Paul highlighted that health and social care in Wales is delivered across seven partnerships for a population of 3.2 million, with a big emphasis on simplifying and integrating person-centred services. He saw workforce issues as one of the biggest priorities for Wales as there was a shortfall of nurses and that “doing more of the same is unsustainable.”

The CNO office is working with the NMC and Health Education Improvement Wales on future nurse and midwifery standards, including introducing a scaled-up, regulated band 4 nursing role.

Anne Armstrong, interim CNO for Scotland, spoke of the positive recent investment in the region which had led to recruiting more health visitors and school nurses, but was concerned that the undergraduate pipeline in registration was not achieving the required targets going forward.

A taskforce, chaired by the Cabinet Secretary in health and social care, had been set up to look at how to make it a more attractive career route. Recommendations from the taskforce will be made later this year and are likely to include different ways of recruiting, such as apprenticeships and a new pipeline from Band 2-4. Anne said practitioners in Scotland were moving to a 36-hour working week and that the health visiting pathway set a minimum standard of 11 visits per family.

She highlighted that development needs and assessment of children in Scotland still needs improving, alongside significant health inequalities across communities. The diverse landscape and geography of Scotland was cited as a challenge for practitioners as one type of service does not fit everyone.

‘It is really important CPs
bring their voice to bear’

Deputy CNO for England Acosia Nyanin

Sonia Glendinning, Nursing Officer with the Department of Health, Northern Ireland, working with CNO Maria McIlgorm, spoke of the specific challenges facing professionals in Northern Ireland. The region has a large number of looked after children, numbers on the child protection register are rising and outbreaks of measles and pertussis are on a scale not seen in years.

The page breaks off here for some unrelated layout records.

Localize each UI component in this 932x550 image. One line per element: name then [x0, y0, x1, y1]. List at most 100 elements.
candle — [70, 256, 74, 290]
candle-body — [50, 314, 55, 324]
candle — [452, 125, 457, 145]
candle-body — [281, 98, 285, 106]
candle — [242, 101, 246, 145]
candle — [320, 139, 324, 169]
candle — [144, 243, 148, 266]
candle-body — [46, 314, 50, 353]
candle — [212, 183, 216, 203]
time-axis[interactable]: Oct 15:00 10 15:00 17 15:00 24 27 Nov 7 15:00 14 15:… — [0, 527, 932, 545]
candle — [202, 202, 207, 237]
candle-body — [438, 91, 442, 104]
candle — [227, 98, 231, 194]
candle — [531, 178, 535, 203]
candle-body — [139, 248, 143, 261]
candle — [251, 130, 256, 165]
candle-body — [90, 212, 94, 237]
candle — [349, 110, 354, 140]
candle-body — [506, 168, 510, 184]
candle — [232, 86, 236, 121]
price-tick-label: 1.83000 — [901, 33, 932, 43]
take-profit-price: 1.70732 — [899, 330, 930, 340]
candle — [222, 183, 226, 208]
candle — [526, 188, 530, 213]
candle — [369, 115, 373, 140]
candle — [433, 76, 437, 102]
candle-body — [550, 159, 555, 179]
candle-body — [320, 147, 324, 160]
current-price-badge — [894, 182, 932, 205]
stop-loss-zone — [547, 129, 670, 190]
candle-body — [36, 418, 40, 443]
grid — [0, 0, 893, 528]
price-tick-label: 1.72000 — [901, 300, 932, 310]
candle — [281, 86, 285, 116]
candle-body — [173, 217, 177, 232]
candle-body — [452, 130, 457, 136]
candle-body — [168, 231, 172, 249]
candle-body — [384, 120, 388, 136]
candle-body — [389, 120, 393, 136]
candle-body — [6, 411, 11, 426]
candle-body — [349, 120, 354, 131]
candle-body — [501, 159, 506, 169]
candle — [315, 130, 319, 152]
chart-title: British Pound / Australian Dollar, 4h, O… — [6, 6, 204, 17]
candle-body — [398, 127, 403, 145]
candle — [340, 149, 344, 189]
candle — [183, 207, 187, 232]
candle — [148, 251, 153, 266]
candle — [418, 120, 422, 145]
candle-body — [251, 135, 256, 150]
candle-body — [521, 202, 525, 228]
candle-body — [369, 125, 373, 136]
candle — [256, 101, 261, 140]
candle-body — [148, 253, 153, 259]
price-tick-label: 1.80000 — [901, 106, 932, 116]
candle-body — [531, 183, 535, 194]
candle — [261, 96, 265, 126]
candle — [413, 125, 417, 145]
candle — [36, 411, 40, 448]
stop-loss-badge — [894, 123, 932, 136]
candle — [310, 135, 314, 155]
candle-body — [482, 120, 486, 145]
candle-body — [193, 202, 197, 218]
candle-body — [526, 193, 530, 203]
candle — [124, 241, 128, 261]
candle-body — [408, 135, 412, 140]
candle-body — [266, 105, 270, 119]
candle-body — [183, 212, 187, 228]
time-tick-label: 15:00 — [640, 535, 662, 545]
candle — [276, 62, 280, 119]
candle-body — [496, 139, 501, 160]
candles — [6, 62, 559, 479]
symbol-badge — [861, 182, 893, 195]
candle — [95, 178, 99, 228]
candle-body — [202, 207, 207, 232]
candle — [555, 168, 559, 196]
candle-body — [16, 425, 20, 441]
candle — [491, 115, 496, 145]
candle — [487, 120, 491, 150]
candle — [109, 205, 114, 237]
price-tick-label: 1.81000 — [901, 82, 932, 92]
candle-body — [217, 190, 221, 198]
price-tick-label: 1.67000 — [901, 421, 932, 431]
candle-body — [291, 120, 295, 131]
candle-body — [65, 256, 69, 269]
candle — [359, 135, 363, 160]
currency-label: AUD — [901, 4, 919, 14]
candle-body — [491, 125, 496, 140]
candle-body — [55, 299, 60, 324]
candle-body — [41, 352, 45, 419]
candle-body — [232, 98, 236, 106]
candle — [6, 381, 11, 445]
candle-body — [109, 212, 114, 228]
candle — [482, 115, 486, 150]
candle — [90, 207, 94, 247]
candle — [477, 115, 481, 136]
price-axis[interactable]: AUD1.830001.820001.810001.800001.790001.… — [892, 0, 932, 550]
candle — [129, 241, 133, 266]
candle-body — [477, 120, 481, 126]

Northern Ireland also has the highest prevalence of mental health issues in the UK. Sonia pointed to a marked difference in life expectancy depending on where a person lives. For example, children growing up in deprived areas of Northern Ireland are likely to live 7.5 years less than others. Northern Ireland’s troubled political past, she said, had left a legacy of challenges, including long delays in decision-making.

However, she said that with the return of the governing Northern Ireland Executive, there was a real energy to reform health and social care, including the Health and Wellbeing 2026: Delivering Together programme, a Review of Maternity Services in NI and the Live Better initiative.

Deputy CNO for England Acosia Nyanin detailed the difficulties of funding and resourcing in England and the need to work better in a joined-up complex system spanning several different regions. She asked where does the role of the community practitioner start and stop?

‘It doesn’t open at 9am and shut at 5pm, does it?] she said. ‘We need to be really mindful of managing caseloads and how you manage your own health and wellbeing. How you feel and are supported is key to retaining you and key to you providing the best care. Restorative supervision is definitely needed consistently across England.’

She welcomed the Darzi report into the NHS and saw it as crucial to helping drive the move from hospital care to community services, self-management and a focus on health promotion.

‘The Darzi review was clear about the importance of community practitioners,’ she said.

‘It is really important CPs bring their voice to bear. There are 15 events in the next few months talking to professionals about what you think will make the most difference. Be clear about what you think the solutions are not just the problems. The solutions are sitting in this room among you. A genuine, huge engagement exercise is needed. Be part of it.’